I procedimenti "Gringia" e "Romanzo criminale".  Sebastiano Malavenda è rimasto coinvolto anche nell'operazione antimafia denominata "Gringia" condotta dalla Dda di Catanzaro per far luce sulla guerra di mafia fra il clan Patania di Stefanaconi contrapposto sia al gruppo Bartolotta di Stefanaconi che al clan dei Piscopisani (dal nome della frazione Piscopio di Vibo Valentia). Nel processo "Gringia", Sebastiano Malavenda è stato condannato in appello a 30 anni di reclusione. Stesso processo anche per Mauro Uras, condannato in "Gringia" a 20 anni di carcere, e per Vasvi Beluli, condannato in "Gringia" a 13 anni.

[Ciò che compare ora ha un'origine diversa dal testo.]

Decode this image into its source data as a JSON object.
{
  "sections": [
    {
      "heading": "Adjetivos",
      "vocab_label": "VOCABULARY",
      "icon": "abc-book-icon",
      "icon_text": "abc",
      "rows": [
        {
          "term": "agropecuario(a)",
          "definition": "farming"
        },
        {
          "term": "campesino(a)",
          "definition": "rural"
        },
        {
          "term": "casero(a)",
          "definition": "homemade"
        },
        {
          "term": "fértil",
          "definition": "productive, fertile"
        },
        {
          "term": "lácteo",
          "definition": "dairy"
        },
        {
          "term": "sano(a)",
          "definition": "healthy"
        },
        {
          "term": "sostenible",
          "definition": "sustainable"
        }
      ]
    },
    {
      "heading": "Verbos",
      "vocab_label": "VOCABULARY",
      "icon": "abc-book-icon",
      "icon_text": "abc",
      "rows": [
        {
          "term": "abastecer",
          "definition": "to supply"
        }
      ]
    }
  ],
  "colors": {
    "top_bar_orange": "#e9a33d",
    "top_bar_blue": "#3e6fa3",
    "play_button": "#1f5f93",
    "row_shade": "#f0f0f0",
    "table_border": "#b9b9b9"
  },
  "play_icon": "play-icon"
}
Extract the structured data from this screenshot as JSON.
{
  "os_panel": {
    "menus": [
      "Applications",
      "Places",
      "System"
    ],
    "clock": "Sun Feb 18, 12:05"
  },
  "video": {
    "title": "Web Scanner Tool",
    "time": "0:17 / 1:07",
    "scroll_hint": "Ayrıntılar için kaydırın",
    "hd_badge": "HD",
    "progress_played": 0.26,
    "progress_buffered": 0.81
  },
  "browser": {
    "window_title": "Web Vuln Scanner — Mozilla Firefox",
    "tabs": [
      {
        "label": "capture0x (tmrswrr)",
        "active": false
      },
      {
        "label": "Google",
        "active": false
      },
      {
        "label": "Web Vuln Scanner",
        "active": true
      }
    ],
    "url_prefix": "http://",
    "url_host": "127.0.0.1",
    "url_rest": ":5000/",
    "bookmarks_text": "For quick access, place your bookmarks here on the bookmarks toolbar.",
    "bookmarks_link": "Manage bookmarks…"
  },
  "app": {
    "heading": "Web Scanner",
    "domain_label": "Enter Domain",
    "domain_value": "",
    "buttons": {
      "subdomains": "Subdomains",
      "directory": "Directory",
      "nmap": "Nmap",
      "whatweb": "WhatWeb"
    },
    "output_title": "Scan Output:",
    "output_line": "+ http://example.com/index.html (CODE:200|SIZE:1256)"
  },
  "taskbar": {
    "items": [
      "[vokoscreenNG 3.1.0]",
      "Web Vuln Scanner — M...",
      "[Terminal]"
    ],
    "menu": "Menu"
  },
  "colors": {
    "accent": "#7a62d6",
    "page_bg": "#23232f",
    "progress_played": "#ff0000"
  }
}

Per Salvatore Callea ed i fratelli Giuseppe e Salvatore Patania il 26 maggio scorso il pm della Dda di Catanzaro ha invece chiesto alla Corte d'Assise di Catanzaro  la condanna all'ergastolo nell'ambito del troncone con rito ordinario del processo "Gringia". Entrambi i fratelli Patania sono altresì imputati del reato di associazione mafiosa nel processo nato dall'operazione antimafia denominata "Romanzo criminale" il cui dibattimento di primo grado è in corso di celebrazione dinanzi al Tribunale collegiale di Vibo Valentia.